Jogja yang Katanya Murah: Tidak untuk Harga Tanah dan Rumah 

Jogja yang Katanya Murah: Tidak untuk Harga Tanah dan Rumah

Hidup di Jogja itu katanya murah. Tapi tidak dengan harga tanah dan rumah di provinsi dengan UMP Rp1,8 juta ini. 

***

Jogja 1999. Ia hendak memperpanjang sewa kontrakan kala istrinya mengabari ada perumahan dengan uang muka Rp6 juta. Sementara, biaya perpanjangan kontrakan Rp4 juta untuk satu tahun. Kesempatan punya rumah, demikian pikirnya saat memutuskan membeli. Itu tidak seperti dugaannya, sebab selain membayar uang muka, belakangan ia harus membayar sisa tanah senilai Rp7 juta rupiah. Padahal gajinya hanya Rp1 juta  dan uang tabungan sudah habis untuk tambah uang muka.

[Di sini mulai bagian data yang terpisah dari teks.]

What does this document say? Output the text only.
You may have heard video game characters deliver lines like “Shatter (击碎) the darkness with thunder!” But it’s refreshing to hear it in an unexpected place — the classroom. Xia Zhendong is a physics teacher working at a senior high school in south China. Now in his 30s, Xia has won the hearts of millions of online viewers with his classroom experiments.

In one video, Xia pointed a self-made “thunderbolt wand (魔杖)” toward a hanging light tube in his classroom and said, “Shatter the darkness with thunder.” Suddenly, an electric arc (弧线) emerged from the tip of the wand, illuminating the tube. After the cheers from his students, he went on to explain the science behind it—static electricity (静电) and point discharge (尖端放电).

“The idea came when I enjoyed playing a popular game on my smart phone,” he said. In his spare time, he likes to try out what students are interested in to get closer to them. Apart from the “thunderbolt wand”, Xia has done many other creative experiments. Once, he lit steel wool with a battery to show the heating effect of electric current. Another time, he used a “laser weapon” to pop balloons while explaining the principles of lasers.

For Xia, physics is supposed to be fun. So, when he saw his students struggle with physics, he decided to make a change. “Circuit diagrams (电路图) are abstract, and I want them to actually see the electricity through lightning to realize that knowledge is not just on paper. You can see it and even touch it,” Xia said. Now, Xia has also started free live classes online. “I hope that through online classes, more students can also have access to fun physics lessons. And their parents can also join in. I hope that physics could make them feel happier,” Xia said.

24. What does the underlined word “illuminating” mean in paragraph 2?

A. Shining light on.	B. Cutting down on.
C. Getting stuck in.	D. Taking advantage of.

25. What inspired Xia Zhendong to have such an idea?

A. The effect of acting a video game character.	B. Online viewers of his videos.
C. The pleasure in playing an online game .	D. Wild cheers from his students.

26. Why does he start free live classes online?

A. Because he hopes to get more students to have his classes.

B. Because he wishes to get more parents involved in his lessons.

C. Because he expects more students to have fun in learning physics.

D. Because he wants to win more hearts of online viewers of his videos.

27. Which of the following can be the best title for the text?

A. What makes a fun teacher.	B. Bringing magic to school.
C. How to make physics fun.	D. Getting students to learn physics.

Selama 10 tahun kemudian, Herry mengangsur rumah tersebut dengan biaya Rp286 ribu per bulan. Jika membayar tunai, harga rumah waktu itu Rp24-26 juta. Rumah tersebut menurut Herry merupakan perumahan termurah di masa krisis moneter waktu itu.

Kisah itu dialami Herry Mardianto (61), seorang pensiunan PNS warga Perumahan Margomulyo Asri, Seyegan, Sleman. Tahun lalu, ia baru saja membeli rumah baru di Jalan Gito-Gati, Sleman. Semua dimulai dari proyek tol yang menggusur rumahnya. Mau tidak mau, ia harus merelakan impian sederhananya untuk menikmati hari tua bersama sang istri di rumah 149 meter persegi penuh kenangan tersebut.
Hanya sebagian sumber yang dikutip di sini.